Callsign: Deep Blue (Tom Duncan) (Chess Team, #7)

Beck led the way and Carrack was right behind her with his backpack and hers, while she wore the flamethrower. They moved into the station and up onto the platform, stepping between the bones and tattered remains of black BDU clothing. Carrack didn’t see much of anything that looked like flesh anywhere. Beck took off the fuel tank backpack for the flamethrower and laid it down carefully on the platform floor. They couldn’t take it any further for fear of possibly igniting the gas fumes from the cavern below this section of the base. Carrack tossed her the backpack he’d been carrying for her, and she donned it before pulling out her own LED Flash Bang grenades—one for each hand.

Now Carrack led the way down the corridor toward the stairs that would take them up toward the supply closet with the access tunnel to the cavern. He ruminated on the absurdity of needing first to go up four floors to the level with the barracks room before they would then need to descend the same distance within the cavern, but this approach worked best for their plan. After no sign of the Gen Y men or any more salamanders for a while, Carrack was becoming curious. When he and Beck arrived at the top level of the Labs section and made their way to the open door to the supply closet and the gaping hole in the floor that was the entrance to the cavern, he spotted something. On the floor, not too far from the hole, was a combat boot. Easily size 15, and unfortunately, its resident foot was still at home inside it.

Carrack tilted it until it was standing upright and aimed the beam of his Wagan spot directly inside the still tightly tied boot.

“Charming,” Beck whispered.
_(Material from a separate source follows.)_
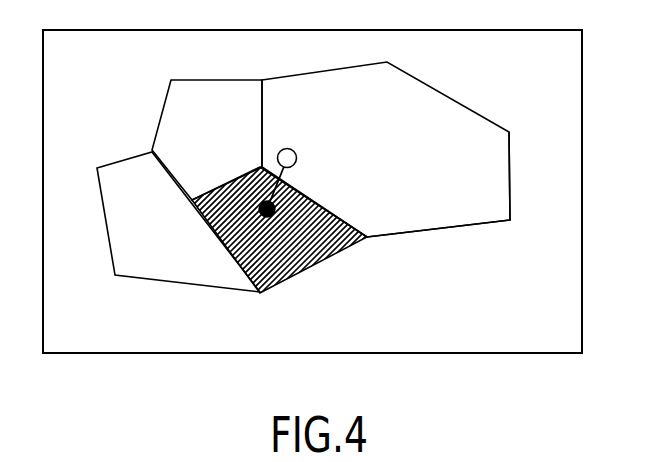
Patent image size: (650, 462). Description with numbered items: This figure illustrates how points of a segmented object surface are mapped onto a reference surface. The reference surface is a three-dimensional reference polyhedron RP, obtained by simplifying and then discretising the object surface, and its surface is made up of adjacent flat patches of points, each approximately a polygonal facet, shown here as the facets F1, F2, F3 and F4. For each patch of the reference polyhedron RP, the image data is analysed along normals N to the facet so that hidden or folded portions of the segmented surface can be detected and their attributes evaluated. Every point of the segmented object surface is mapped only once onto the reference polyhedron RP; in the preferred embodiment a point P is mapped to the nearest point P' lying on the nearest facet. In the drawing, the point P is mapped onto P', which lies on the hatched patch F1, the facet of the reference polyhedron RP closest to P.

She was buckling the straps on her harness. “Ready for this shit?”

Carrack turned the beam of the light upward so she’d be able to see his face and he could see hers. “Why not?”

Beck smiled back at Carrack and then turned to the opening in the floor of the closet. She donned her facemask so she’d have a proper air supply inside the cavern. Carrack put his on at the same time. Beck then held one of her LED Flash Bang grenades over the hole.

“Three seconds,” she said. “On my mark.” She depressed the triggering button and dropped the device into the hole. “Three…two…one.”

On ‘one,’ Carrack tightly squeezed his eyes shut and turned his head away from the hole. The advanced electronic LED grenade was still bright enough for him to sense the burst of bright light, even through his closed eyelids. The sounds of squeals came up at them from below.

“That woke them up,” Beck said, then she cracked and dropped several bright orange chemical glowsticks. She turned to face him and smiled before she jumped in the hole. Pointing his Wagan spot down after Beck, Carrack followed her a few seconds later. Once he cleared the hole, he counted ‘one-Mississippi’ and deployed his chute. Beck had already deployed hers below him. The fall to the cavern floor was almost a mile below the supply closet floor—or 1600 meters—plenty of space in which to perform a successful BASE jump. Carrack blasted the Wagan spot around the cavern as he saw the walls shift in the gloom around him. Now it was his turn to let loose with an LED burst.

“Three seconds,” he called out to Beck, as she had done for him.

“Roger that.”

“Three…two…one,” he held the reusable, electronic-light bursting device behind his back and squeezed his eyes shut as it burst like a billion blinding suns. More shrieks and squeals of retreating salamanders echoed around the chamber. As the light faded, Carrack opened his eyes and swung the Wagan spotlight again, this time catching sight of several salamanders freefalling from the cavern ceiling above them.

Twenty seconds later, Beck was approaching the floor of the cavern and shouting out the repeated warning that she would be popping an LED flash. Carrack closed his eyes at the appropriate time and reopened them to discover that Beck was nearly on the ground, maybe twenty meters below him. Then he heard a thump and the lines up to his chute went slack as it collapsed, a salamander body careened off it into the darkness and Matt Carrack began to freefall.





20.



Section Dock, Former Manifold Alpha Facility, White Mountains, NH



The fighting in the dock was thick. Salamanders were on the walls and the ceiling of the massive space that acted as a dock and unloading platform for the cargo hauling decommissioned Typhoon. At over 170 meters in length, the sub’s dark and flattened hull made it look like one of the world’s longest whales. But this whale had speckled six-to-eight foot long salamanders crawling all over it.